Exakt hundert Brauereien stellt das – und hier deutet sich das Unheil aber leider schon wieder an – vom Deutschen Brauer-Bund gesponserte Buch vor. Zwei ungenießbare Lobbyistenvorworte überschütten einen sogleich mit Phrasen aus dem Reich der Schönfärberei. Die Anfahrtsbeschreibungen jedoch sind übersichtlich, das Register ist brauchbar, die Karte auf den Innenklappen bietet einen guten Überblick, auch wenn man das brandenburgische Warnitz, wo im Gasthof Deutsche Eiche eigenständig gebraut wird, vergeblich sucht.

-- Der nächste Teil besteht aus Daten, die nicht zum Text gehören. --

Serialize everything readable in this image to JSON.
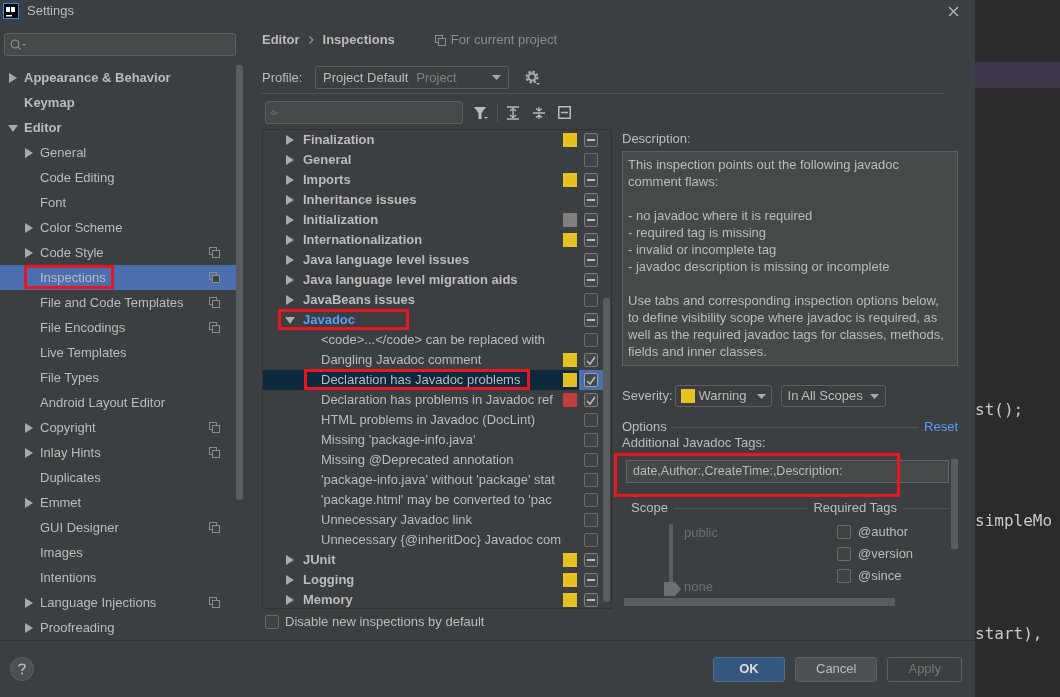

Die Schilderungen umliegender Sehenswürdigkeiten laden zu bierunabhängigen Exkursionen ein, obschon die »Straße der Romantik« eher die »Straße der Romanik« ist, wie der auf den Osten spezialisierte Bierkundler Stefan Rehse zu Recht anmerkt. Zudem darf man sich fragen, weshalb die Ausflugstips in einem eklatanten Mißverhältnis zu den Biercharakterisierungen stehen.

Für viele der im Osten beheimateten Biere, darunter die weizenbierähnliche Gose und die traditionellen Schwarzbiere, fehlen schlicht die Worte. Man erfährt nichts über sie. Im Gegenzug wird der Leser seitenlang mit einer Brauerlyrik eingeseift, in der sich die »urige Gaststube« auf den »rustikalen Biergarten« reimt, garniert mit einem Werbeslang, der eine »Eventlocation« anzupreisen weiß, obwohl es sich um die Stralsunder Brauerei handelt.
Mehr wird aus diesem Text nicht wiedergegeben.